GelBuddy's Automatic Signal Detection Algorithm
This document provides an outline of GelBuddy's automatic signal detection algorithm and attempts
to explain the significance of many of the settings available in the Analyze Gel
window. A detailed description of the algorithm is in press.
GelBuddy begins automatic signal detection by extracting one-dimensonal electropherogram data from the
two-dimensional image data, using previously established lane tracks.
1. Raw image data, 700nm channel.
2. Extracted electropherogram data, presented as a "virtual gel" image.
Next, the data are resampled, using the de-smiling curves to
stretch or squish each lane to compensate for artifactual differences in mobility.
This "flattens" the data so that co-migrating bands appear at the
same y-coordinate.
3. Resampled data.
The intensity values are scaled to mean value 1 (reducing variations in lane intensity),
and the 20th percentile intensity value in each row is calculated, forming an artificial
background pattern. The Background Percentile value is user-adjustable. A higher value
will result in a more accurate background pattern but is more likely to cause dark bands to appear in the
background pattern at the positions of common polymorphisms, resulting in erratic detection of
signals at these mobilities.
4. Rescaled data and calculated background pattern.
GelBuddy then uses a decorrelation algorithm to subtract the background pattern from each lane,
producing a set of "foreground" data in which bands are more easily detected.
5. Decorrelation Output.
The decorrelated data contains high-spatial-frequency artifacts caused by inaccuracy of
the desmiling curves and lane-specific variation in background banding.

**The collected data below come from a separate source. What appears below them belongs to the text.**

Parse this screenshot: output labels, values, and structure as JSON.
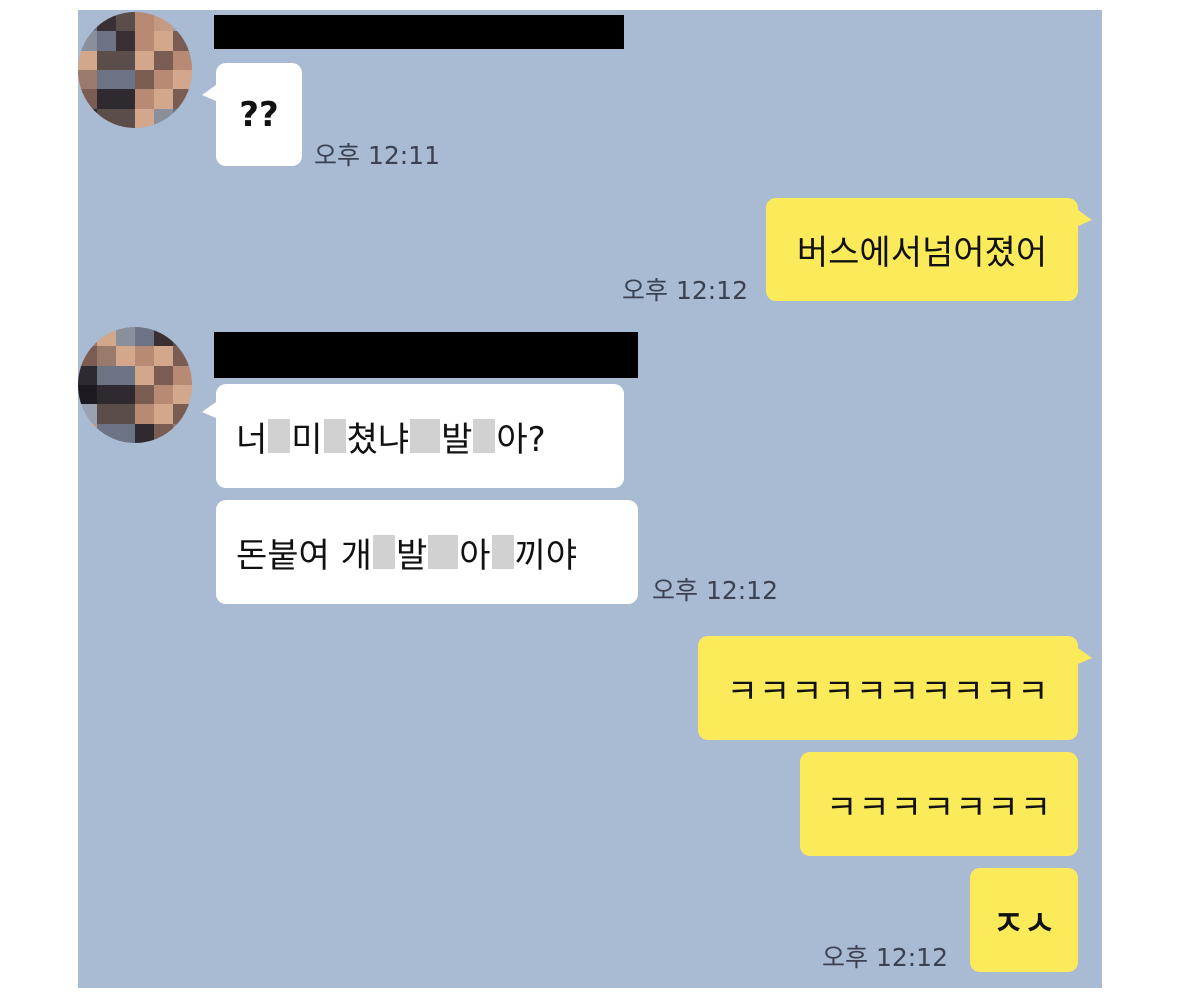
{
  "messages": [
    {
      "direction": "incoming",
      "text": "??",
      "time": "오후 12:11"
    },
    {
      "direction": "outgoing",
      "text": "버스에서넘어졌어",
      "time": "오후 12:12"
    },
    {
      "direction": "incoming",
      "parts": [
        "너",
        "미",
        "쳤냐",
        "발",
        "아?"
      ]
    },
    {
      "direction": "incoming",
      "parts": [
        "돈붙여 개",
        "발",
        "아",
        "끼야"
      ],
      "time": "오후 12:12"
    },
    {
      "direction": "outgoing",
      "text": "ㅋㅋㅋㅋㅋㅋㅋㅋㅋㅋ"
    },
    {
      "direction": "outgoing",
      "text": "ㅋㅋㅋㅋㅋㅋㅋ"
    },
    {
      "direction": "outgoing",
      "text": "ㅈㅅ",
      "time": "오후 12:12"
    }
  ],
  "colors": {
    "chat_background": "#a9bad3",
    "incoming_bubble": "#ffffff",
    "outgoing_bubble": "#fbeb5b",
    "redaction_bar": "#000000"
  }
}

A smoothing pass reduces the intensity of these artifacts.
6. Smoothed data.
Each peak in the smoothed data is assigned a signal score based on signal strength. Very weak
signals (those below the signal detection threshold) are eliminated, as are signals
that appear in the same location in both channels, and those appearing where lane markers
are expected. Next, GelBuddy searches for pairs of strong signals (dark bands)
whose fragment lengths are close to the full PCR product length. Weak signals will be
given a higher pair score if a strong complementary signal is present in the other channel. Signals
whose pair score exceeds the
confirmation threshold are then marked for review by the user.
7. Marked bands. 700nm bands are marked in red, 800nm bands (not visible in this image) are marked in blue.